In this light, arXiv seems to me like a much more liberal publishing platform. Anybody can publish there, formatting is done by LaTeX (as arXiv focuses on hard science), no fees involved. This platform is highly popular in hard science and, in some cases, even the best publications on arXiv never end up in regular journals because arXiv is just good enough. A note of caution: some journals tend to treat publishing on arXiv as a proper publication and subsequently will not consider your manuscript for publication in their journal anymore.
Of course, arguably the most important publishers contribution comes from managing the peer-review system. They oversee its proper implementation and that is important. Surely, there are other ways to go about it and some ideas are presented at the next point.
Get reviews*. Stupid reviewers and unreasonable requests? 3 major revisions? How many years does it take from obtaining results to publishing them?
This is a very broad topic which I am not very familiar with, but it seems to me that publishing peer review along with the publication without any names attached could go a long way already. Some people, like Nikolaus Kriegeskorte, are arguing for an Open access + Open post-publication peer review model. Simply put, you publish on something like arXiv and people freely read it, comment on it and rate the paper. The best one could even be picked up by regular journals and published there.
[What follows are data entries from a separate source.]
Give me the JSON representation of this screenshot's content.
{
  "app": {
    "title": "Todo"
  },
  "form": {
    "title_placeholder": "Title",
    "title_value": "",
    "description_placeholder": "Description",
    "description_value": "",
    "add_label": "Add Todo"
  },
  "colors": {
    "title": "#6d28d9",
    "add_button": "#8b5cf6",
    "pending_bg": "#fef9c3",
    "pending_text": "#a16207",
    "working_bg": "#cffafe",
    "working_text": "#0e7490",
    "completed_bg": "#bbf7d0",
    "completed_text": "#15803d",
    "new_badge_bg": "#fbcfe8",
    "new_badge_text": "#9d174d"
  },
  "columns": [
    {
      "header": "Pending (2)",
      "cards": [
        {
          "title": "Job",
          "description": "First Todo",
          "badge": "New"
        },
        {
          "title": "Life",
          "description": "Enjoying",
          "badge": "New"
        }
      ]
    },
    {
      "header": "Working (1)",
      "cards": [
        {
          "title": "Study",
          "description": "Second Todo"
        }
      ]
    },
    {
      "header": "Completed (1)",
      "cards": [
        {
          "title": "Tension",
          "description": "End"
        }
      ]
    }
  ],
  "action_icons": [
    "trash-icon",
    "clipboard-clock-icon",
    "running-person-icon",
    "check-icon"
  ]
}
To make sure constructive feedback is given, real names could be used, people could gain or lose points according to whether other people think their comments were useful or not, in a similar way that forums are organized.
Revise and get paper published. Who can read your paper? Did you know that you did not hold the copyright to your own creative work? And what did you publish? Just some text? Where is raw data, code, analyses? Maybe you made a mistake? Maybe you cheated?
**The answer is simple – publish everything: data, analysis workflow, code that generated your figures, full text (after the paper gets published, and put a disclaimer like this one to deal with copyrights)…
Get media coverage. Will they see your paper? Will anybody see your paper? And if they do, what will they find on your website? A conveniently double-spaced paper in the Times New Roman typeface?
There is no problem if you used Google Docs or LaTeX and created your website… Everything neccessary is easily available online already.In order to facilitate laymen, consider providing a simple explanation, just like it is done on the Gallant Lab website. It is also a nice way of showing your participants where all their efforts went to.
Moving to the cloud.
The framework provided here can be summarized as "moving to the cloud!" By maintaining everything online you:
- no longer depend on a particular platform
- get free backup
- can access to everything for everyone everywhere (use Dropbox, ~~Wuala~~)
- can instantly collaborate, e.g., via GMail-GTalk-Google Docs
- Where do you share your data? Maybe Dryad, Dataverse Network
- No facebook for scientists… Maybe Academia.edu, Research Gate will catch on
- There aren’t mature open alternatives for everything yet, e.g., Powerpoint, SPM
- Privacy issues when moving to the cloud
- Requires efforts: more coding, more command line interfaces, more things to do
What to do.
There is a lot that can be done and that may be overwhelming. Don’t stress. Simply start by publishing full data, your code, and full text. It’ll do plenty.